絆物語~クールな教師(アイツ)と狼少女の恋~
テフィオが頭痛をもよおしはじめているのをよそに、シルフィは意気揚々と人々に声をかけはじめた。

しかし、人々はシルフィを無視した。中には嫌悪感もあらわに暴言を吐いていく者もいた。それでもにこにこと笑顔を絶やさず、まったくめげた様子のないシルフィに、テフィオはまたも驚きを禁じ得なかった。ファイツもだった。

二人は同時に思っていた。

何がこいつをこうまで熱心にさせているのか? と。

数時間後、やっと一人の子供―10歳くらいの幼い男の子が立ち止まってくれた時は、ついテフィオとファイツまで、喝采をあげたくなってしまった。無論、二人とも決してそうはしなかったが。
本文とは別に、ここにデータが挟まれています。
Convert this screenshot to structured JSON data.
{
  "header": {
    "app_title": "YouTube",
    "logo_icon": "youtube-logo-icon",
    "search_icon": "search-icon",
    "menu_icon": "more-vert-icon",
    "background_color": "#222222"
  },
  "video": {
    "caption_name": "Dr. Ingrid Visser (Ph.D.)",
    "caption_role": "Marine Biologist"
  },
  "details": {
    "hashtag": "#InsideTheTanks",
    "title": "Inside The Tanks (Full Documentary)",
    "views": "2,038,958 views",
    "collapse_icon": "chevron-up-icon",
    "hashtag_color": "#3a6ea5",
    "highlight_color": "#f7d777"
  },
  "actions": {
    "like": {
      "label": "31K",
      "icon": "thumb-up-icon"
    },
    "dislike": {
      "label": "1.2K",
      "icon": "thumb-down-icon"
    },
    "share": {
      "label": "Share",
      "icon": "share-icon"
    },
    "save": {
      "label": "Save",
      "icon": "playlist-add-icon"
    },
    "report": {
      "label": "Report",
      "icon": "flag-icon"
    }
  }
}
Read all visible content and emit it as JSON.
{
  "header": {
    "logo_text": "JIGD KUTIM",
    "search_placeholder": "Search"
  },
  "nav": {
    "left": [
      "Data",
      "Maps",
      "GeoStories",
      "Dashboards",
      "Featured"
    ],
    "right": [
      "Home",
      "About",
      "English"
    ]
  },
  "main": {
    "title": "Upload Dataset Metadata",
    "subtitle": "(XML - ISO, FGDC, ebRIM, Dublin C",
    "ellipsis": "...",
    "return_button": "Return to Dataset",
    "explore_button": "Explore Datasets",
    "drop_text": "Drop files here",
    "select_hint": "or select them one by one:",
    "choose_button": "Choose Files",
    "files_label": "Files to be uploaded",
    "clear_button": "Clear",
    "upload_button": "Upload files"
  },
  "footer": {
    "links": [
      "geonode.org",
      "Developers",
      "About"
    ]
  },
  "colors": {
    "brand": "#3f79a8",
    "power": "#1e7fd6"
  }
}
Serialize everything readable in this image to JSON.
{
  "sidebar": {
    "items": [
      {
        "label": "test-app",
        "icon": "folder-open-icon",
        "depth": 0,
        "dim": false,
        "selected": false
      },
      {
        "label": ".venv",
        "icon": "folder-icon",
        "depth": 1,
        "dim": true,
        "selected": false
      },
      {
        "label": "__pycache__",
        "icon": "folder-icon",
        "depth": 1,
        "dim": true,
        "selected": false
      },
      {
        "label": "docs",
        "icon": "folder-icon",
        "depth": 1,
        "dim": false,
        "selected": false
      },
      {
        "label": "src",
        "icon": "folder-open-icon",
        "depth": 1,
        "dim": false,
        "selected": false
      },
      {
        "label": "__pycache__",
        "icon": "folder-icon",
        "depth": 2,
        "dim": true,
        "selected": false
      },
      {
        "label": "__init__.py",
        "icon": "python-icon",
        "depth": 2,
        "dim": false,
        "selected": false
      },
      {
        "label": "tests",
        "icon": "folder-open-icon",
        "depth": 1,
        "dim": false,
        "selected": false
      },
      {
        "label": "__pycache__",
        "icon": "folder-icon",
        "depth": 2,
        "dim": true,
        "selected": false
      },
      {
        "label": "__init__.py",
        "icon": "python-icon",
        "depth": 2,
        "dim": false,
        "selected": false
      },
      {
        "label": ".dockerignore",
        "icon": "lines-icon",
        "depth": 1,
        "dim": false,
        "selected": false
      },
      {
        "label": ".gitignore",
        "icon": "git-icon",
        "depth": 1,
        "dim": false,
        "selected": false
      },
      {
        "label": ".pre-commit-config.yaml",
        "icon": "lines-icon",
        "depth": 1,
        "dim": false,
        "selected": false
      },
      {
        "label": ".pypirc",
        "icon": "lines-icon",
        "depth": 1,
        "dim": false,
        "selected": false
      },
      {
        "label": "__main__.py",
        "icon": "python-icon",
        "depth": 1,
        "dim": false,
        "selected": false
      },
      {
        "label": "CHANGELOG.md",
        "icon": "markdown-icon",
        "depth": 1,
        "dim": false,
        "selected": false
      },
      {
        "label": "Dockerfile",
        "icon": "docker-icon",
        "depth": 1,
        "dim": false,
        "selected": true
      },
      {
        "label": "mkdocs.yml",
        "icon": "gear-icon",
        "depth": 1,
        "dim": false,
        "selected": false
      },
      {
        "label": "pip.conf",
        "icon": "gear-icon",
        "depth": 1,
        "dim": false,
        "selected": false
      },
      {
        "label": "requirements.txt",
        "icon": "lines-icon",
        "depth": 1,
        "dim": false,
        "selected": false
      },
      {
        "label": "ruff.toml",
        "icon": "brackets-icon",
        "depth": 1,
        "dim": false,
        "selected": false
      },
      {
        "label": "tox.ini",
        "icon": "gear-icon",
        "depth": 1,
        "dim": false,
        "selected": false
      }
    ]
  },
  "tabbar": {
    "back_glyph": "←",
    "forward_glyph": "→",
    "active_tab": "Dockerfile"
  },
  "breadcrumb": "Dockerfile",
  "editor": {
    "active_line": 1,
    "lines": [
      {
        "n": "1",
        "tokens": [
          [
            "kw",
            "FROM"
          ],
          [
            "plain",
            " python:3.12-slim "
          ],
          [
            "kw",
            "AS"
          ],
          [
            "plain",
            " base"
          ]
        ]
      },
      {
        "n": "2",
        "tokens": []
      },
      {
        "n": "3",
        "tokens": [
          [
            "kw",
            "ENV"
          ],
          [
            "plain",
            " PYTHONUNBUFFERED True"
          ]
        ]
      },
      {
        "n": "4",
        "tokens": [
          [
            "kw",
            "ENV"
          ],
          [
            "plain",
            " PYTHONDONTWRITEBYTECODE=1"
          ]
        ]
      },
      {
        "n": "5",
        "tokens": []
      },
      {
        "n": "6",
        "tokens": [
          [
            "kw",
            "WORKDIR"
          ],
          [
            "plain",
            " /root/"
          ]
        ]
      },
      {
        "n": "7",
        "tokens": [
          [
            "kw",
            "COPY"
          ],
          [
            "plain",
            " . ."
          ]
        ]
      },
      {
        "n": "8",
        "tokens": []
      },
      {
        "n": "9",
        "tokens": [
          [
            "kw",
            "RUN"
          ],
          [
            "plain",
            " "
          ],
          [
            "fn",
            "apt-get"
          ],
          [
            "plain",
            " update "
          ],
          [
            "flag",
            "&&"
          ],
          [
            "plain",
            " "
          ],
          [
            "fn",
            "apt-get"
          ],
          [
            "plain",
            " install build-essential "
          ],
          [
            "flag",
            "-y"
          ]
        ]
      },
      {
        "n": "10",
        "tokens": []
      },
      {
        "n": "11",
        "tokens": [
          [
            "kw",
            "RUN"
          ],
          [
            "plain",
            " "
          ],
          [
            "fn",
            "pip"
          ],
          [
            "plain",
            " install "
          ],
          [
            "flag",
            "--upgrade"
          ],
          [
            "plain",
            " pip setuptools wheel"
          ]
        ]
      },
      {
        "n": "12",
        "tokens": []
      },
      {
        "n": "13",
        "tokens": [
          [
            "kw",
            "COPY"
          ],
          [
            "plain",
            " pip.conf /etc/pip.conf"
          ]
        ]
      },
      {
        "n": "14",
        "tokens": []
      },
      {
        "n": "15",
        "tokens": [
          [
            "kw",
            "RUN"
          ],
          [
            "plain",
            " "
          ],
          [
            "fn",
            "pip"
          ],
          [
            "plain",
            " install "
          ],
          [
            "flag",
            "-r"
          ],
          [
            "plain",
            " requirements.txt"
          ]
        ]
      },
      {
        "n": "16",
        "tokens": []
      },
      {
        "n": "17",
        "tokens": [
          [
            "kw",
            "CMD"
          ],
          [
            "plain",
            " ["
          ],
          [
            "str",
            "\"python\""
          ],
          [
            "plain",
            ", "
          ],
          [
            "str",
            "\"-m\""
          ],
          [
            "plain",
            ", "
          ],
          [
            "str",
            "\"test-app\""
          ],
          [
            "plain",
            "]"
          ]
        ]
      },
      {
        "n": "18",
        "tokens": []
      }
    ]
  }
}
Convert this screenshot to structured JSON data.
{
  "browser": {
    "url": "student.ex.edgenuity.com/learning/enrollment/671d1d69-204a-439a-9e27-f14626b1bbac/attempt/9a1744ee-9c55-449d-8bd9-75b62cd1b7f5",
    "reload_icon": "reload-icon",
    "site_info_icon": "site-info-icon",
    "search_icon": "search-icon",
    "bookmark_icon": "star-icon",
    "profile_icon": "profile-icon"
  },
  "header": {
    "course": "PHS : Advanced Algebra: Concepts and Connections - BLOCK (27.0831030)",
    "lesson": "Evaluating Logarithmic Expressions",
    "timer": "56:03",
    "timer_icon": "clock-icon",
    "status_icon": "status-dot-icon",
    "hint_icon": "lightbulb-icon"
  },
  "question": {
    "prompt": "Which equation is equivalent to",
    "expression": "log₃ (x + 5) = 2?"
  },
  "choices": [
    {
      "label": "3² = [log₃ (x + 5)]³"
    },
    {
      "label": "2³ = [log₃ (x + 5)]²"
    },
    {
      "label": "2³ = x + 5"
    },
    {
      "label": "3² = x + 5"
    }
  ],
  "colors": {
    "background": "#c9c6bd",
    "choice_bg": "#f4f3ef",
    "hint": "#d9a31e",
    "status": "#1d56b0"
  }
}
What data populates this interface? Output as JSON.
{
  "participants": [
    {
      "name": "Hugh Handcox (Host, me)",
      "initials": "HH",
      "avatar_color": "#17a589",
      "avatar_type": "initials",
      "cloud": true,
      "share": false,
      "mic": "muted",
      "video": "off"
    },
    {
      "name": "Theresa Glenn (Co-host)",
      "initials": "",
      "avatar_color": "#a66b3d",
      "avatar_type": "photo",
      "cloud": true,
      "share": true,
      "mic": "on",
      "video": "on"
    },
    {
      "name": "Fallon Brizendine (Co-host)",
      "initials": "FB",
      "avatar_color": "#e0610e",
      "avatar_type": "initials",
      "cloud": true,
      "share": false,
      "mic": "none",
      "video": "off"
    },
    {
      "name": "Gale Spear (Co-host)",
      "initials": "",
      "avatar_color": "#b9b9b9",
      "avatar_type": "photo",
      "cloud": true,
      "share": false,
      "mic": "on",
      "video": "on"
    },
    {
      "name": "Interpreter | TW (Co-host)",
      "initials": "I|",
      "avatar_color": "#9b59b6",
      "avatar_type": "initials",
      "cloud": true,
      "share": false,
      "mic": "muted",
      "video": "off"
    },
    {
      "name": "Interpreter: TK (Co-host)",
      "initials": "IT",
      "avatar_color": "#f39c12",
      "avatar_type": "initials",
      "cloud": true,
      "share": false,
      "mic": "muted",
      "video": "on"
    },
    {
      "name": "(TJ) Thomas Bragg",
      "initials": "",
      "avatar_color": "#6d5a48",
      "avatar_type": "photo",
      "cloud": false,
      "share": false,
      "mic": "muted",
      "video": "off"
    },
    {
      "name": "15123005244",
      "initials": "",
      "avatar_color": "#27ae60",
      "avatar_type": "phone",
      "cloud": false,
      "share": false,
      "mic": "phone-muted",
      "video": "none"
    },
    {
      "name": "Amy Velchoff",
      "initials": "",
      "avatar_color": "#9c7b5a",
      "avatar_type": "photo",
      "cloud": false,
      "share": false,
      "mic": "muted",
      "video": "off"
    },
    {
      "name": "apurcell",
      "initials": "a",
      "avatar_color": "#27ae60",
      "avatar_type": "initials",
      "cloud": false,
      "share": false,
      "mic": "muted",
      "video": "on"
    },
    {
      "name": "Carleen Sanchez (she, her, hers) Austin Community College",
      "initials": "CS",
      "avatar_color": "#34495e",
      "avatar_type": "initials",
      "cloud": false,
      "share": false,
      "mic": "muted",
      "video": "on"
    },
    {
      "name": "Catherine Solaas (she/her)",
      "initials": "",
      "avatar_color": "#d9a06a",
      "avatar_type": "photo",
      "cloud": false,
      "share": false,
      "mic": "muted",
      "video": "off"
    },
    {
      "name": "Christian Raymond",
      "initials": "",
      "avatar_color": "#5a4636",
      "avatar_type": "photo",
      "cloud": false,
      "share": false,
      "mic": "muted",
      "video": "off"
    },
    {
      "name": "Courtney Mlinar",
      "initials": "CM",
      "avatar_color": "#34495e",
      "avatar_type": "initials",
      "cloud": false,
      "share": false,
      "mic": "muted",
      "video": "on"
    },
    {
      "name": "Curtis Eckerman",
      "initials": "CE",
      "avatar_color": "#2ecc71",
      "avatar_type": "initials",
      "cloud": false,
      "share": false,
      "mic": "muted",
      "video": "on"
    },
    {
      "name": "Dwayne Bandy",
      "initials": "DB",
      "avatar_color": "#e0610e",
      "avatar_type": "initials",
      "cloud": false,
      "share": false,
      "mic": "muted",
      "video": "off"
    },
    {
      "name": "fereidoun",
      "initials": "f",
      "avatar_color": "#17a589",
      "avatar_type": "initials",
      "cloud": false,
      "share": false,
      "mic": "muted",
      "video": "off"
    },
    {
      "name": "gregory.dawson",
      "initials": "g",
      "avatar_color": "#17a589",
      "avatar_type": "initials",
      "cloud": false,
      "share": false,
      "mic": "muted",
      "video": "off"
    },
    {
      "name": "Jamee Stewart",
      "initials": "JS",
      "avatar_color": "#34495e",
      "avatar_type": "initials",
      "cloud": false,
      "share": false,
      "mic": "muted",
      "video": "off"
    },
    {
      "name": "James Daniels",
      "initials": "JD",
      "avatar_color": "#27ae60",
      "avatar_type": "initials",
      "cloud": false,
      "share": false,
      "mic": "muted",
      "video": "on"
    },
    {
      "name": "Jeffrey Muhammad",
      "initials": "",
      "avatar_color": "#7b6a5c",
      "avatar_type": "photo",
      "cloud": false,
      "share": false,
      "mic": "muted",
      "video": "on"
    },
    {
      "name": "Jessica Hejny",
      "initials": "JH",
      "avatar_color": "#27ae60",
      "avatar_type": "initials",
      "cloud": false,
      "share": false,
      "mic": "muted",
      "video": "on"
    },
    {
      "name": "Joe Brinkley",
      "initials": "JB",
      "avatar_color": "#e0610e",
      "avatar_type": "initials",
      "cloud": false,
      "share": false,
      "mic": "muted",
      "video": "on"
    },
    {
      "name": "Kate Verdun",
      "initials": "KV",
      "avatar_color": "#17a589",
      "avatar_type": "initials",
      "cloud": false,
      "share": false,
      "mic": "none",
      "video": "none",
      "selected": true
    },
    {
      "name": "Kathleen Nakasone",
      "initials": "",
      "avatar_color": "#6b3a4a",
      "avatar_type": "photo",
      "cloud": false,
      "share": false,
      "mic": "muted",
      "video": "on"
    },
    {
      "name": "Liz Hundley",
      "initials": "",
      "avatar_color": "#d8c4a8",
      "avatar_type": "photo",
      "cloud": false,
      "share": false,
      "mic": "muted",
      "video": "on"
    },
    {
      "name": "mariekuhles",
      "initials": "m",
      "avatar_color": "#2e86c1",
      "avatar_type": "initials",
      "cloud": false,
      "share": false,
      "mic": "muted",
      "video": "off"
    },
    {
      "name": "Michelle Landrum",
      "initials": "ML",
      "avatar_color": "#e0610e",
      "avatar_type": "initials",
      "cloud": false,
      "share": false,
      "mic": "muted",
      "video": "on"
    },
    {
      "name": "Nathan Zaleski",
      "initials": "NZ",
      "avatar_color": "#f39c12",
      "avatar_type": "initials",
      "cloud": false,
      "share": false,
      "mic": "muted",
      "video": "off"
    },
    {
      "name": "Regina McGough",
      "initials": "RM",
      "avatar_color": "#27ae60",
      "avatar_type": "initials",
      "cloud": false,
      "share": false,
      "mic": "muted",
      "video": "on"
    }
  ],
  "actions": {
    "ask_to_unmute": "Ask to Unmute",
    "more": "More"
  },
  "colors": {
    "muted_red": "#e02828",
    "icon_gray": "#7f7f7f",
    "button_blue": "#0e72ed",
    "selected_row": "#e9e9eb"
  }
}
「こんにちは! いつもここを通ってくれる子だよね?」

「………」

その男の子はじっと、探るようにシルフィの目をみつめる。

「何か相談があればなんでも聞くよ。いつもみたいに動物を触っていくだけでももちろんいいよ」

男の子は何も言わずに、片方の手で遠慮がちにプチの頭を、もう片方の手でシャドウのふさふさの毛皮を撫でた。そうしながら、突然ぽろぽろと涙をこぼし始めた。

「ど、どうしたの?」

男の子は涙をぬぐったが、あとからあとから涙はあふれ、こぼれおちる。

やがて小さな声で、こう尋ねた。

「お姉さん…本当になんでも相談に乗ってくれるの…?」

「もちろんだよ! だからそんなに泣かないで…」

シルフィは席を立ち、屈み込むと、そっと男の子を抱きしめた。

テフィオとファイツが仰天したのは言うまでもない。

こんな抱擁は、この都市ですでに、とっくの昔に忘れ去られたものだ。

愛など、絆など、なくして久しい。

それなのにシルフィのこの行動は、まるで愛が…絆が存在するかのようではないか。

男の子が心を開き、シルフィにぽつりぽつりと相談する間、テフィオとファイツは愕然としたままであった。